Сидони-Габриель Колетт

Жюли де Карнейян


Госпожа де Карнейян выключила газ, оставив фарфоровую кастрюльку на плите. Рядом расположила чашку ампир, шведскую ложку, ржаной хлебец, завёрнутый в турецкую салфетку, вышитую кручёным шёлком. Запах горячего шоколада вызвал у неё нервную зевоту. Позавтракала она не слишком плотно — холодной свиной котлетой и ломтиком хлеба с маслом, полуфунтом смородины и чашкой очень хорошего кофе, — не отрываясь от шитья треугольной подушки, выкроенной из старых, выцветших почти добела вельветовых брюк для верховой езды. Из очень тонкой стальной цепочки, когда-то, как говорила Жюли де Карнейян, принадлежавшей обезьяне, — но её брат уверял, что это обезьяна принадлежала цепочке, — она собиралась выложить на одной стороне подушки «К» или, может быть, «Ж»… «"К" легче вышить, зато «Ж» — нарядней. Будет смотреться…»

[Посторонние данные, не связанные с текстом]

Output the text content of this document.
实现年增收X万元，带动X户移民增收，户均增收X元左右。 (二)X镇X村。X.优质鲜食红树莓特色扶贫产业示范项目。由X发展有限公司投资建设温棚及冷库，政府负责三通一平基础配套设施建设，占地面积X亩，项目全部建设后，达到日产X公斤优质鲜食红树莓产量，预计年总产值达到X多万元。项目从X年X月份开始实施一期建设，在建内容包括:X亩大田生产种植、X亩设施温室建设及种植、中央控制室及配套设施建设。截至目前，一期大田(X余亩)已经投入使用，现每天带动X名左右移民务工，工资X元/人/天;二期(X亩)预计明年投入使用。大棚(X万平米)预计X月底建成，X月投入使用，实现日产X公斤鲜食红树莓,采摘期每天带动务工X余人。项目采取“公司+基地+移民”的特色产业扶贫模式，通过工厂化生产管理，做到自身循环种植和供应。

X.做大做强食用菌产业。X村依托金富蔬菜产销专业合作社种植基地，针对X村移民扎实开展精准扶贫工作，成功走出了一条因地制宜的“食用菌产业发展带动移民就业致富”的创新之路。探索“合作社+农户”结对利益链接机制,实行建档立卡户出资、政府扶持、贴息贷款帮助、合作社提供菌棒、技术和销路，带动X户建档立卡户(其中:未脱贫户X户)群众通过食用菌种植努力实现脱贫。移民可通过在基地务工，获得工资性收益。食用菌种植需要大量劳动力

Она закрыла дымящуюся кастрюльку, положила прихватку на фаянсовую плитку. Залила водой банку из-под молока, накрыла крышкой круглый помойный бачок. Принеся достаточную жертву своим принципам образцовой хозяйки, она вернулась в студию. Проходя перед зеркалом в прихожей, втянула ноздри, придав своему лицу излюбленное выражение, подчёркивающее, как она говорила, её сходство с породистым зверем.

Заслышав как будто голоса на лестнице, она поспешила надеть шляпу, накинула светлое пальто, ворс которого очень походил оттенком на бежево-белокурые волосы Жюли, коротко остриженные и завитые а-ля Каракалла. Она откинула в сторону поношенные перчатки, потом снова взяла: «Для кино сойдёт»; наконец, села ждать в своё лучшее кресло, погасив предварительно две лампы из четырёх. «Следующий раз не стану использовать для декора синий с красным, — думала она, оглядывая студию. — Разоришься на электричестве с двойным освещением».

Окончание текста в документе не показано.